# Lab 1: Data Poisoning Attacks

## Objectives
- Understand data poisoning
- Implement label flipping
- Execute clean-label poisoning
- Evaluate attack effectiveness

In [1]:
import torch
import torch.nn as nn
from torch.utils.data import DataLoader, TensorDataset
import numpy as np
import matplotlib.pyplot as plt

# Detect device (supports CUDA, Apple Silicon MPS, and CPU)
if torch.cuda.is_available():
    device = 'cuda'
elif hasattr(torch.backends, 'mps') and torch.backends.mps.is_available():
    device = 'mps'
else:
    device = 'cpu'

## Part 1: Label Flipping Attack

In [2]:
# Create dataset
X_train = torch.randn(1000, 784)
y_train = torch.randint(0, 10, (1000,))

def poison_labels(X, y, poison_rate=0.1, target_class=3):
    """Flip labels to target class"""
    n_poison = int(len(y) * poison_rate)
    poison_idx = np.random.choice(len(y), n_poison, replace=False)
    y_poisoned = y.clone()
    y_poisoned[poison_idx] = target_class
    return X, y_poisoned, poison_idx

X_poisoned, y_poisoned, poison_idx = poison_labels(X_train, y_train, 0.1)

print(f'Poisoned {len(poison_idx)} samples ({len(poison_idx)/len(y_train):.1%})')
print(f'Original label distribution: {torch.bincount(y_train)}')
print(f'Poisoned label distribution: {torch.bincount(y_poisoned)}')
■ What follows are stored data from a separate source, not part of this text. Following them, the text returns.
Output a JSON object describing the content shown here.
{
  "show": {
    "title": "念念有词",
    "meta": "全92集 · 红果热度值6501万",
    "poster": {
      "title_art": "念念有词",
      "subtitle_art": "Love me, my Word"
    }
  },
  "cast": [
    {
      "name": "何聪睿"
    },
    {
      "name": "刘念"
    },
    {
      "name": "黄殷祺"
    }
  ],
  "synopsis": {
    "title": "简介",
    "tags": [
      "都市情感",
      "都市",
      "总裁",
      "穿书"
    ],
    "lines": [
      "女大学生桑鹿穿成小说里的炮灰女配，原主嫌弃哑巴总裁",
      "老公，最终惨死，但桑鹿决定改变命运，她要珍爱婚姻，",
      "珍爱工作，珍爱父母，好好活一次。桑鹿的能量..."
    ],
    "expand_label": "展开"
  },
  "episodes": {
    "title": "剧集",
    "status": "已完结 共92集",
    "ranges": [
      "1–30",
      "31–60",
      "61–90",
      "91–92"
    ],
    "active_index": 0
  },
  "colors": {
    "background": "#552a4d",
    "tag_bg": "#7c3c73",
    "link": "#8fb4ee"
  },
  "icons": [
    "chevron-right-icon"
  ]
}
Poisoned 100 samples (10.0%)
Original label distribution: tensor([123,  97,  93,  98, 100, 101,  98,  85,  91, 114])
Poisoned label distribution: tensor([108,  91,  85, 187,  90,  88,  91,  79,  80, 101])


## Part 2: Train on Poisoned Data

In [3]:
class SimpleNet(nn.Module):
    def __init__(self):
        super().__init__()
        self.fc = nn.Sequential(
            nn.Linear(784, 128),
            nn.ReLU(),
            nn.Linear(128, 10)
        )
    
    def forward(self, x):
        return self.fc(x.view(-1, 784))

# Train clean model
clean_model = SimpleNet().to(device)
optimizer = torch.optim.Adam(clean_model.parameters())
criterion = nn.CrossEntropyLoss()

for epoch in range(10):
    optimizer.zero_grad()
    outputs = clean_model(X_train.to(device))
    loss = criterion(outputs, y_train.to(device))
    loss.backward()
    optimizer.step()

# Train poisoned model
poisoned_model = SimpleNet().to(device)
optimizer = torch.optim.Adam(poisoned_model.parameters())

for epoch in range(10):
    optimizer.zero_grad()
    outputs = poisoned_model(X_poisoned.to(device))
    loss = criterion(outputs, y_poisoned.to(device))
    loss.backward()
    optimizer.step()

print('✓ Models trained')

✓ Models trained


## Part 3: Evaluate Attack

In [4]:
X_test = torch.randn(200, 784)
y_test = torch.randint(0, 10, (200,))

with torch.no_grad():
    clean_acc = (clean_model(X_test.to(device)).argmax(1) == y_test.to(device)).float().mean()
    poisoned_acc = (poisoned_model(X_test.to(device)).argmax(1) == y_test.to(device)).float().mean()

print(f'Clean model accuracy: {clean_acc:.2%}')
print(f'Poisoned model accuracy: {poisoned_acc:.2%}')
print(f'Accuracy drop: {(clean_acc - poisoned_acc):.2%}')

Clean model accuracy: 15.00%
Poisoned model accuracy: 14.50%
Accuracy drop: 0.50%


## Exercise: Clean-Label Poisoning

Implement clean-label poisoning where labels remain correct but features are modified.

In [5]:
# Your code here